Paul Goble
Staunton, April 9 – Behind Putin’s war in Ukraine is his broader goal to keep all the peoples living under Moscow’s rule from becoming political nations and having any rights of their own, Kharun Sidorov says. And that is why Ukraine must be destroyed because its very existence challenges that notion of “an all-fascist non-ethnic Russian nation.”
Putin began his war in Ukraine nominally in defense of “the Russian world,” but he has made it clear that he expects all the peoples of the Russian Federation to bear the burdens of that because he views them as having responsibilities but in no case having rights of their own, the Prague-based commentator says (idelreal.org/a/31790144.html).
“The active involvement in the militarist mobilization of representatives of many national and religious circles in Russia serves as a basis for concluding that Vladimir Putin has achieved real successes in constructing ‘a common civic non-ethnic Russian nation.’” But there is an important reason to think that he hasn’t because that is not his goal.
He isn’t interested in creating a civic nation but rather one that is more properly defined as a fascist nation in which none of the component parts, including the largest, have any rights but only responsibilities to the state to which they are subordinate, exactly the vision of Benito Mussolini a century ago, Sidorov continues.
Putin draws these ideas not from the Italian fascists or any other foreigners but rather from Russian fascists in the 1920s to 1940s, including Konstantin Rodzayevsky of the All-Russian Fascist Party who at the end of his life concluded that Stalin in fact was the chief Russian fascist.
But others from that milieu also played a role, including Aleksandr Kazem-Bek, the leader of the Young Russian movement. He in fact may have been the bridge to Putin because he worked in the editorial offices of the Journal of the Moscow Patriarchate where among his colleagues was the brother of the man who is now head of the Russian Orthodox Church.
According to Sidorov, the pastiche of ideas that Kirill absorbed and then promoted in the Russian establishment was “a parody” of the Russian original; but it was sufficiently attractive to those in the part of the Russian elite out of which Putin emerged that it has become very powerful indeed.

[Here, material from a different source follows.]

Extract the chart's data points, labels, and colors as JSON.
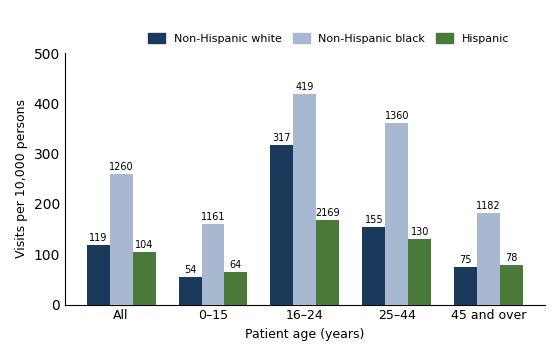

Yet another figure who influenced Putin in this was is Ivan Ilin.
As this vision has taken shape, the Prague-based commentator says, the Kremlin has made the existence of a multitude of peoples within historical Russia an important part of its “historical uniqueness.” But in doing so, it has insisted on one condition: “these peoples must not be political nations” with their own rights.
The existence of Ukraine with its independent political nation is an offense to those who hold such views and therefore it must be destroyed because those behind Russian aggression in Ukraine know, Sidorov says, that were Ukraine to win out, “the fasces” or “bonds” holding Russia’s various peoples together would come apart.